Q: Where did the idea of “Appalachian Gothic” originate?
A: In the spring of 2014, while I was studying overseas, I watched Neal Hutcheson’s inspiriting documentary “This is the Last Dam Run of Likker I’ll Ever Make,” featuring an Appalachian moonshiner. The film somewhat relieved my homesickness and moved me to hazard a sketch of the character who would many moons later ferment into Homerun Summy. That sketch lay stashed in a drawer for years thereafter, thematically undeveloped and verbally unruly; but I returned to it with new designs in the sickly light of the 2016 U.S. presidential election and after a closer reading, guided by Northrop Frye, of the works of William Blake (those familiar with Blake’s Urizen and Orc, for example, may discern the lineaments of those archetypal figures in “Appalachian Gothic”). As to form, I learned how to structure the fiction after reading George Duckworth’s Structural Patterns and Proportions in Vergil’s Aeneid. There, Duckworth explicates Virgil’s masterful deployment of symmetry and contrast; I have, in my novice way, sought to emulate what I could. Finally, the spirit of gratitude compels me to acknowledge that I drew imagery for the crucial scene in which Homerun commits infidelity from the music video for Lana Del Rey’s “Ride.”
Q: What sources did you consult to create the distinct local vernacular spoken by your protagonist?
A: My paternal grandparents, Homer and La Rue, both spoke Texan English, which primed my ear for dialect, and they also introduced me as a child to a host of rich colloquialisms, a few of which I’ve worked into the texture of “Appalachian Gothic.” But Texan English ain’t no Smoky Mountain English, and I’ve regrettably never set foot in Appalachia (except imaginatively, most memorably through the fiction of the late Cormac McCarthy). Therefore, to represent Smokies speech as faithfully as I could despite my inexperience and linguistic limitations, I turned to Michael Montgomery and Joseph S. Hall’s “Grammar and Syntax of Smoky Mountain English (SME),” made available online through the University of South Carolina.

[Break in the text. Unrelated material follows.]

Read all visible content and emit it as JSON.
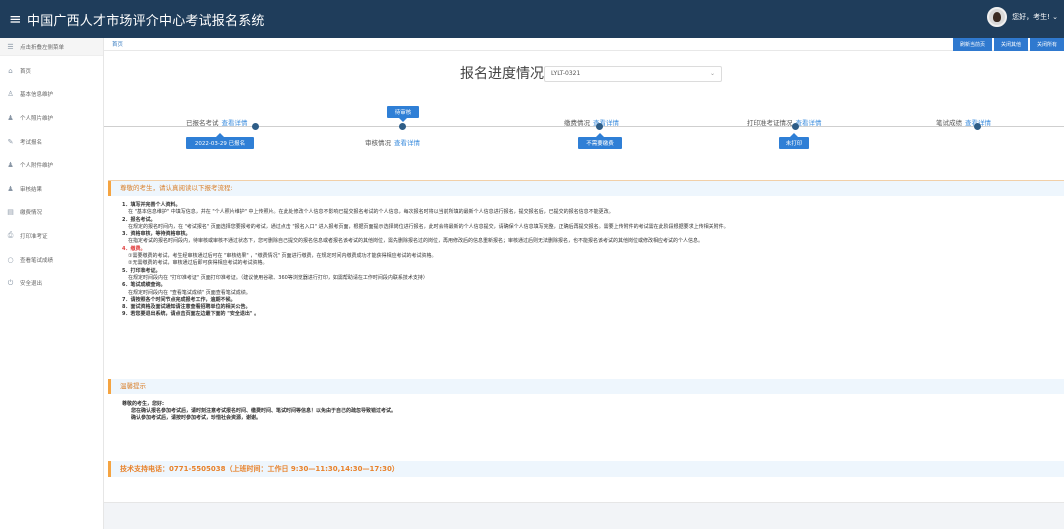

Somewhat reluctantly, I also confess that my high school viewings of the adult cartoon Squidbillies may have influenced, as one character on the show has it, the workings of my “damn laughy trap.” I thank Sorrel Westbrook and the editors at Heresy Press for ferreting out implausible phrases in my characters’ speech; all remaining infelicities and errors are my own.
BIO: Joshua Wilson lives in San Francisco, California, along with his partner, the writer Sorrel Westbrook. His work focuses on the relationship between culture and capitalism. His reviews, poems, and fiction have appeared, under his own name as well as various pseudonyms, in The Harvard Advocate, The New Republic Online, The Decadent Review, Big Whoopie Deal, and elsewhere. He dedicates “Appalachian Gothic” to the memory of his uncle Craig Wilson, who nurtured those seeking out the best that has been thought and written.